Texas Governor Greg Abbott changes tune on marijuana policy
While legalizing marijuana during the 2017 Texas legislative session remains unlikely, a recent statement from Governor Greg Abbott may give hope to those seeking to pass legislation which would expand Texas’ medical marijuana program.
In a statement to Houston-based KHOU after several measures were filed to legalize both recreational and whole plant medical cannabis, Press Secretary John Wittman said, “Governor Abbott opposes the legalization of marijuana in the State of Texas.”
This is a departure from a previous statement the governor made during the 2015 legislative session when he held a signing ceremony to sign the Texas Compassionate Use Program into law. That piece of legislation officially demonstrated that Texas government officials recognize that the cannabis plant holds medicinal value, despite the bill limiting medicine to CBD extracts which contain little or no THC, the ingredient in marijuana which provides its consumer with a “high.”
Despite signing the legislation, Gov. Abbott made sure to state that it does not open the door to broader marijuana legalization.
“It will however provide healing and hope for children that are afflicted by unrelenting seizures caused by epilepsy,” Abbott said.
“I remain convinced that Texas should not legalize marijuana nor should Texas open the door for conventional marijuana to be used for medical or medicinal purposes,” Abbott said. “As governor I will not allow it.”

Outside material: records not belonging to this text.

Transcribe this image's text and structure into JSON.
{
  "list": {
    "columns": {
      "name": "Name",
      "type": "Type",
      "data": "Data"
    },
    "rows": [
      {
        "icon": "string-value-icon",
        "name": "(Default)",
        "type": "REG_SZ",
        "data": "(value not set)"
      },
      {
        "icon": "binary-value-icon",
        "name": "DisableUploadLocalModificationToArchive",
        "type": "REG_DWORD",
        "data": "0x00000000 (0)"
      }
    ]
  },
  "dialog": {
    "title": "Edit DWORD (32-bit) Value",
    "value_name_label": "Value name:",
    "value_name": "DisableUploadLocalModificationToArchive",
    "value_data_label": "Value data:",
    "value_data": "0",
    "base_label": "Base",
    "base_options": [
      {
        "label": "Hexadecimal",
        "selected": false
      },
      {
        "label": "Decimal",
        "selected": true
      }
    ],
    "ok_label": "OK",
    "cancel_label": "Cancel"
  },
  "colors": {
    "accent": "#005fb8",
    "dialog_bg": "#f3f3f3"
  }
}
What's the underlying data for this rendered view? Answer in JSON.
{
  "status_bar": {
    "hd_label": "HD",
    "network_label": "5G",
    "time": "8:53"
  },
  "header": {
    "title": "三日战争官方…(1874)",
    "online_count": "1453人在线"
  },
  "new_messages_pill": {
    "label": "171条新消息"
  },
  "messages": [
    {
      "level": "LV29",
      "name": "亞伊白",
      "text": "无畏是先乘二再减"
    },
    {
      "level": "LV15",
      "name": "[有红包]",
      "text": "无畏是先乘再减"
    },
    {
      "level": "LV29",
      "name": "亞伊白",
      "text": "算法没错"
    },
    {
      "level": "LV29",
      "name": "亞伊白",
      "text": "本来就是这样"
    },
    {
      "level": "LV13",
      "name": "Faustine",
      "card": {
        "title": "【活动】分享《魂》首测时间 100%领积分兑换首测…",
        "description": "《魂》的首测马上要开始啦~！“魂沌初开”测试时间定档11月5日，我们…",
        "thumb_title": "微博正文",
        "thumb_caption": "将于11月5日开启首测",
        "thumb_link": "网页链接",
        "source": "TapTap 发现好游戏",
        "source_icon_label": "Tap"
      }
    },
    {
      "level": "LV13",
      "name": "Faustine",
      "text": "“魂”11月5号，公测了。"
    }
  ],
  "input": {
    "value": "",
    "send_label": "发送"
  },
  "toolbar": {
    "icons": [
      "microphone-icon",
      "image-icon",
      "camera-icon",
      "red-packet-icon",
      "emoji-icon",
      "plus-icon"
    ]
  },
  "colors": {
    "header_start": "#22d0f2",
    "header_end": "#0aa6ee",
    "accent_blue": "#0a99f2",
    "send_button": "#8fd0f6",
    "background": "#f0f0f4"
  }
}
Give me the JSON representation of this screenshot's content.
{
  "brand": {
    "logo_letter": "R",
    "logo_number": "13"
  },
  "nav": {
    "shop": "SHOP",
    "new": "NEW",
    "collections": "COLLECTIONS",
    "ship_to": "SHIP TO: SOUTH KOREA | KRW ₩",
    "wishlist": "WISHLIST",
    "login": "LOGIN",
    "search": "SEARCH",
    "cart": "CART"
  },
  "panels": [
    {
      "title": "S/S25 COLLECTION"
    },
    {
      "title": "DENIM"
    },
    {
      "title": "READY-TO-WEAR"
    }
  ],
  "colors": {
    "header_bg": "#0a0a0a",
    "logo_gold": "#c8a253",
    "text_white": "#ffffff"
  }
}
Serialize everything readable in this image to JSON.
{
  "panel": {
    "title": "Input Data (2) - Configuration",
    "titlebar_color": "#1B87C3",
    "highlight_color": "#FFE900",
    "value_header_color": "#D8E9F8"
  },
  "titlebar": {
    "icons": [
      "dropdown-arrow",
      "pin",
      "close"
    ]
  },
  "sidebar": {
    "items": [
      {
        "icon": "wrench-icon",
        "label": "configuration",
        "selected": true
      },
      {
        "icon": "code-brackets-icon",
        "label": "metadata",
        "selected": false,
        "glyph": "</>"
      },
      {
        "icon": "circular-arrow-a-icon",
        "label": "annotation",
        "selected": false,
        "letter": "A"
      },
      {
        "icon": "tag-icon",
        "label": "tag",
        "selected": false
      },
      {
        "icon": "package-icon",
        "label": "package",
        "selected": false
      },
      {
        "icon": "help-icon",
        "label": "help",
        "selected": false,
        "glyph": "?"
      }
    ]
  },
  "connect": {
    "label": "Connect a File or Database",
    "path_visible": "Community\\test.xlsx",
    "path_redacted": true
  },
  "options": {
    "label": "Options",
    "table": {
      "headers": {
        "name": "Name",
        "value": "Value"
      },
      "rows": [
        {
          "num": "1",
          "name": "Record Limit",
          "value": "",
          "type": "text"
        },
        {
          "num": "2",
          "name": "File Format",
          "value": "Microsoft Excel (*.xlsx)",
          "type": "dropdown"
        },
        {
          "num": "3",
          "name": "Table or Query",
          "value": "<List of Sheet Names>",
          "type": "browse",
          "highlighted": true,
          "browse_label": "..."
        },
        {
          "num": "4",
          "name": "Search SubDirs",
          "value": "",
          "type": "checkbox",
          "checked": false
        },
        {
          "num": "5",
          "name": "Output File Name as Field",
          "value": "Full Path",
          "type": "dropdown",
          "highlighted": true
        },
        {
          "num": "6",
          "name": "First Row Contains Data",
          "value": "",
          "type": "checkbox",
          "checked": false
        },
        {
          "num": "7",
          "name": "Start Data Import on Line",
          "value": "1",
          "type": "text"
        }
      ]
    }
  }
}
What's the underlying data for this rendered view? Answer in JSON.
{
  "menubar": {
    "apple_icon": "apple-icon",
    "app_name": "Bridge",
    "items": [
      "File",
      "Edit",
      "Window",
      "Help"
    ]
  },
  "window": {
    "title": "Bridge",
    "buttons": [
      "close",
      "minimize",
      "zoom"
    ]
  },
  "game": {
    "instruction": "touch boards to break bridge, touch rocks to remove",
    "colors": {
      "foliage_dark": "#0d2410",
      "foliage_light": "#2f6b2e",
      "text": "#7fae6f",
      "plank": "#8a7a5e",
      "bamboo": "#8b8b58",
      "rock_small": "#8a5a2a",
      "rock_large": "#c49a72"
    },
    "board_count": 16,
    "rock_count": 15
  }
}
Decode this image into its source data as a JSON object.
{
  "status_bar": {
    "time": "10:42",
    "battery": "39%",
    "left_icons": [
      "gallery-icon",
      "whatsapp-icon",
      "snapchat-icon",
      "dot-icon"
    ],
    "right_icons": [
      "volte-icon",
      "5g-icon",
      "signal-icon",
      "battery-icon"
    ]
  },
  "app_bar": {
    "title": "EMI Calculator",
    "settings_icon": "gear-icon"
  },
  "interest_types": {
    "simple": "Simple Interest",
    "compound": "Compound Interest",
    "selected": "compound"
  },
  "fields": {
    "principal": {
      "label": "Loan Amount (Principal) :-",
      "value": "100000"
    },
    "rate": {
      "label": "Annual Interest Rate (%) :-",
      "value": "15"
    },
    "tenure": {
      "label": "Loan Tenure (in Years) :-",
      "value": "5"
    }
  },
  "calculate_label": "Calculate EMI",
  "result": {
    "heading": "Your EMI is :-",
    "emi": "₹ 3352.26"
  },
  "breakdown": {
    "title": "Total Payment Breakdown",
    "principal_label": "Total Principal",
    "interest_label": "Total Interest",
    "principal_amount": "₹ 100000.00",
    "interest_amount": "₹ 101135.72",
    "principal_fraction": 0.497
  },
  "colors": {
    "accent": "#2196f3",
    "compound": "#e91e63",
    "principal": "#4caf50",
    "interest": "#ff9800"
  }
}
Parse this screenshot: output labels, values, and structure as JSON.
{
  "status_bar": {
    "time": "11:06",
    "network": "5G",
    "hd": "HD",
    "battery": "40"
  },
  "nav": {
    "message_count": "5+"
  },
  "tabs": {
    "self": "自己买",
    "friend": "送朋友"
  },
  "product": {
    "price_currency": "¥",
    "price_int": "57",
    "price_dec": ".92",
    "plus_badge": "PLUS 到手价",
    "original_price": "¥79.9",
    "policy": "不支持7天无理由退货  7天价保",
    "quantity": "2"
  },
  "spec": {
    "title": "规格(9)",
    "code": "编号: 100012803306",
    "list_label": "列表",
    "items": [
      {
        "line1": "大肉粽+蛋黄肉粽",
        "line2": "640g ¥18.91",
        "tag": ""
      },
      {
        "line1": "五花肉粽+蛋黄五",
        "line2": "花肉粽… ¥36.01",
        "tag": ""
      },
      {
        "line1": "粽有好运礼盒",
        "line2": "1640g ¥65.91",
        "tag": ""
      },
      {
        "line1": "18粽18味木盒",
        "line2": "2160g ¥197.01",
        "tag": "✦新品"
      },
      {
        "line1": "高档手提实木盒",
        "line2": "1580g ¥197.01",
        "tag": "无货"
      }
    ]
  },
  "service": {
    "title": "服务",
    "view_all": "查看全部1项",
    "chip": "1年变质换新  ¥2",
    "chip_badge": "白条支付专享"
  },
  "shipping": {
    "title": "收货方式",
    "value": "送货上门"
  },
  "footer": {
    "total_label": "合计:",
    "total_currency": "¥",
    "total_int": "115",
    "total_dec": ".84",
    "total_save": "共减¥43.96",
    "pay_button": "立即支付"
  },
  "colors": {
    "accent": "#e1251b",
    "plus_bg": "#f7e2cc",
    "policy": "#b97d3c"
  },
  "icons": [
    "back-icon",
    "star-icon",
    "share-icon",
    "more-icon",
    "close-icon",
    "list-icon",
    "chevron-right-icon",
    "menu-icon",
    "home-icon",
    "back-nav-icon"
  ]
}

Considering the further passage of both recreational and medical cannabis in other states, along with a push by veterans in Texas to obtain access to medical cannabis, Abbott may very well be signaling a minor shift in policy given that with his recent statement he did not include medical marijuana while stating that he opposes legalization.
A recent Texas Tegna Poll showed that 71 percent of Texas voters would support expanding the list of medical-marijuana qualifying conditions under the program. Additionally, delegates to the Republican Party of Texas State Convention voted to include the expansion of the Compassionate Use Program in their platform.
The plank, supported by 78 percent of GOP delegates, states “We call upon the Texas Legislature to improve the 2015 Compassionate Use Act to allow doctors to determine the appropriate use of cannabis to prescribed patients.”